In some cases, mangrove protection and restoration could even benefit from the existing forest-carbon-trading framework, which enables developed countries to invest in efforts to reduce deforestation in the developing world. But more science is needed, both to document the extent and causes of the problem and to provide the data that will be needed if countries are to incorporate coastal wetlands into their carbon inventories and climate planning. We know too little about what happens to the carbon locked up in plants and soils when they are converted for other uses.

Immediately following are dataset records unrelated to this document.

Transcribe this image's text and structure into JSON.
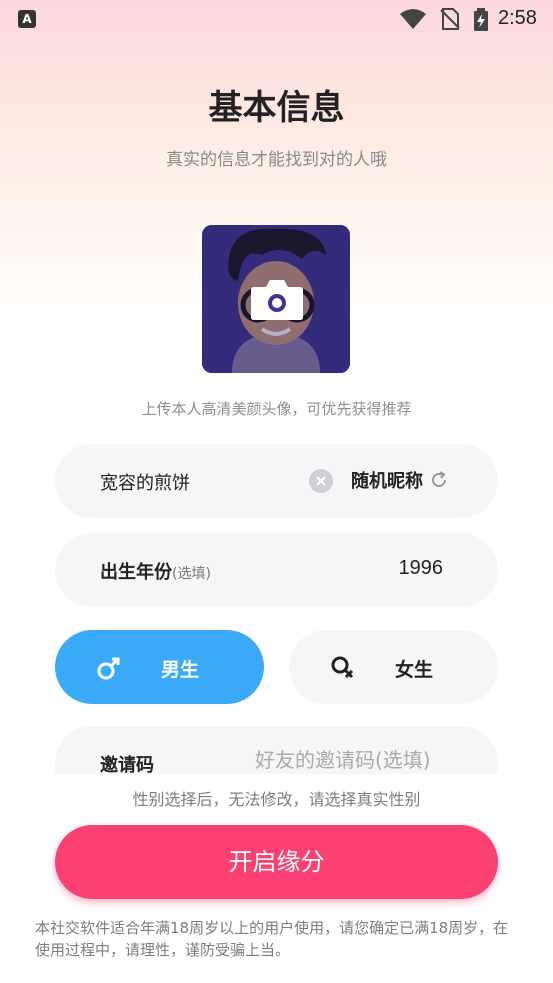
{
  "status_bar": {
    "app_icon_letter": "A",
    "time": "2:58"
  },
  "header": {
    "title": "基本信息",
    "subtitle": "真实的信息才能找到对的人哦"
  },
  "avatar": {
    "icon": "camera-icon",
    "upload_hint": "上传本人高清美颜头像，可优先获得推荐"
  },
  "nickname": {
    "value": "宽容的煎饼",
    "random_label": "随机昵称"
  },
  "birth_year": {
    "label": "出生年份",
    "optional_tag": "(选填)",
    "value": "1996"
  },
  "gender": {
    "male_label": "男生",
    "female_label": "女生",
    "selected": "male"
  },
  "invite": {
    "label": "邀请码",
    "placeholder": "好友的邀请码(选填)"
  },
  "gender_note": "性别选择后，无法修改，请选择真实性别",
  "submit_label": "开启缘分",
  "disclaimer": "本社交软件适合年满18周岁以上的用户使用，请您确定已满18周岁，在使用过程中，请理性，谨防受骗上当。",
  "colors": {
    "accent_blue": "#3aaaf8",
    "accent_pink": "#fb4172",
    "field_bg": "#f5f6f8"
  }
}
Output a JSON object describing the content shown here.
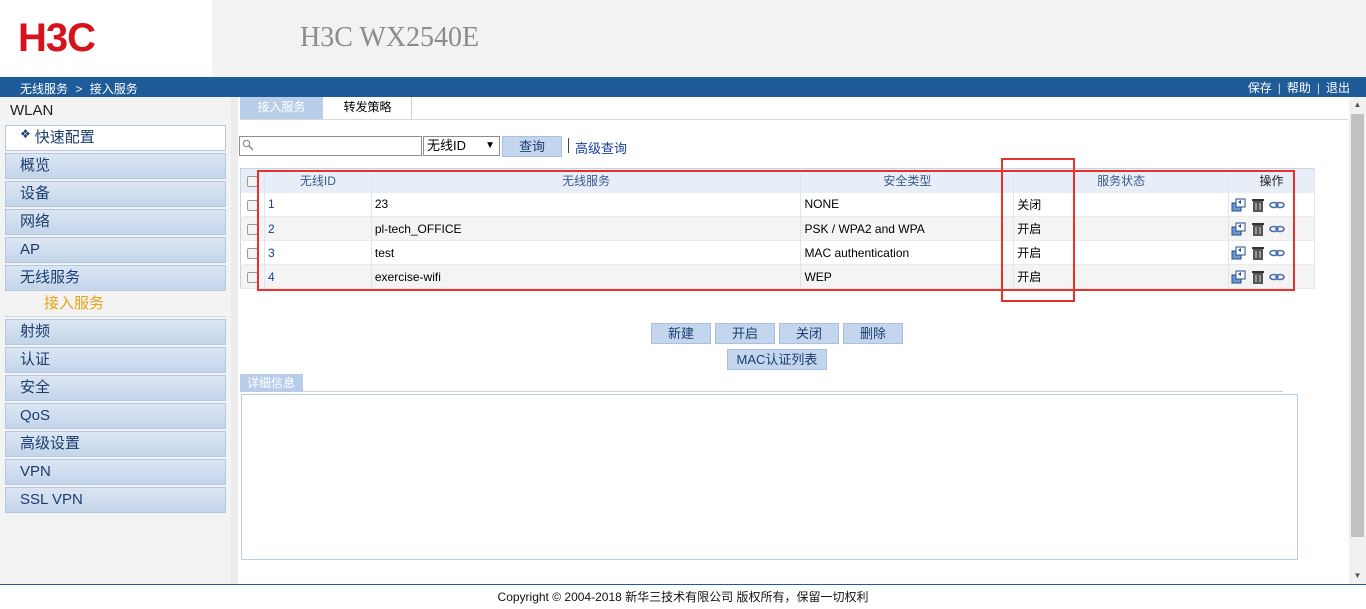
{
  "header": {
    "logo": "H3C",
    "product_title": "H3C WX2540E"
  },
  "navbar": {
    "breadcrumb": [
      "无线服务",
      ">",
      "接入服务"
    ],
    "links": [
      "保存",
      "帮助",
      "退出"
    ]
  },
  "sidebar": {
    "title": "WLAN",
    "quick_config": "快速配置",
    "items": [
      "概览",
      "设备",
      "网络",
      "AP",
      "无线服务"
    ],
    "sub_item": "接入服务",
    "items_after": [
      "射频",
      "认证",
      "安全",
      "QoS",
      "高级设置",
      "VPN",
      "SSL VPN"
    ]
  },
  "tabs": [
    "接入服务",
    "转发策略"
  ],
  "search": {
    "placeholder": "",
    "field_selected": "无线ID",
    "button": "查询",
    "advanced": "高级查询"
  },
  "table": {
    "headers": [
      "无线ID",
      "无线服务",
      "安全类型",
      "服务状态",
      "操作"
    ],
    "rows": [
      {
        "id": "1",
        "service": "23",
        "security": "NONE",
        "status": "关闭"
      },
      {
        "id": "2",
        "service": "pl-tech_OFFICE",
        "security": "PSK / WPA2 and WPA",
        "status": "开启"
      },
      {
        "id": "3",
        "service": "test",
        "security": "MAC authentication",
        "status": "开启"
      },
      {
        "id": "4",
        "service": "exercise-wifi",
        "security": "WEP",
        "status": "开启"
      }
    ],
    "row_icons": [
      "copy-icon",
      "delete-icon",
      "link-icon"
    ]
  },
  "actions": {
    "new": "新建",
    "enable": "开启",
    "disable": "关闭",
    "delete": "删除",
    "mac_list": "MAC认证列表"
  },
  "details": {
    "tab": "详细信息"
  },
  "footer": "Copyright © 2004-2018 新华三技术有限公司 版权所有，保留一切权利",
  "colors": {
    "brand": "#d7121b",
    "nav": "#1f5a99",
    "annotation": "#e8312a"
  }
}
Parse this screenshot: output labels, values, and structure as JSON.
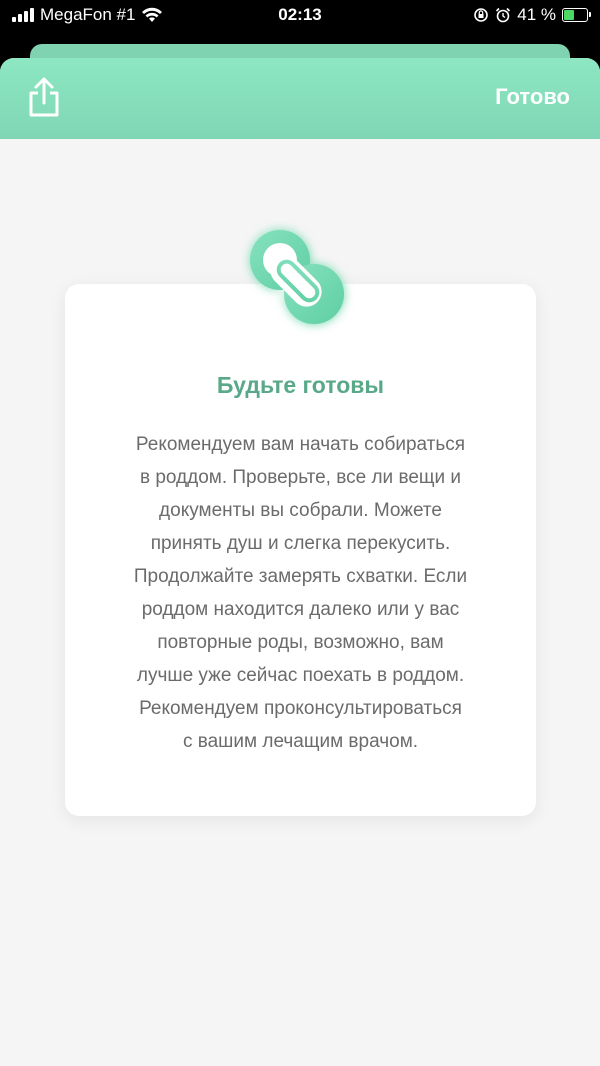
{
  "status_bar": {
    "carrier": "MegaFon #1",
    "time": "02:13",
    "battery_percent": "41 %",
    "battery_level": 0.41
  },
  "nav": {
    "done_label": "Готово"
  },
  "card": {
    "title": "Будьте готовы",
    "lines": [
      "Рекомендуем вам начать собираться",
      "в роддом. Проверьте, все ли вещи и",
      "документы вы собрали. Можете",
      "принять душ и слегка перекусить.",
      "Продолжайте замерять схватки. Если",
      "роддом находится далеко или у вас",
      "повторные роды, возможно, вам",
      "лучше уже сейчас поехать в роддом.",
      "Рекомендуем проконсультироваться",
      "с вашим лечащим врачом."
    ]
  },
  "colors": {
    "accent": "#7fd6b5",
    "title": "#5aa88a"
  }
}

Just as occurred with remedying tropical deforestation, science and policy can move forward in parallel. As countries establish coastal management policies, they will help to drive the development of both science and policies. One opportunity is in the Dominican Republic, which has devised a comprehensive plan to reduce emissions by conserving and restoring mangrove forests. That project is registered with the UN, and it incorporates scientific objectives, including quantification of the carbon sequestration and storage capacity of these ecosystems. This will inform the policy framework and provide the scientific basis for any economic returns that the initiative may reap years and decades into the future.
Meeting the objectives of the Paris agreement — to contain global warming over the course of the twenty-first century — will require urgent action on all fronts. Countries must work to reduce industrial carbon emissions, but ensuring that natural ecosystems continue to function is equally vital — and relatively simple. The planet that humanity calls home already knows how to sequester carbon. Let’s make our forests and coastal wetlands work for us.
Change history
17 February 2016
This article erroneously stated that the oceans absorb roughly half of the world's carbon emissions. What it meant to say is that around 2.4–4.6% of the world’s carbon emissions are captured and sequestered by living organisms in the oceans. The text has now been corrected.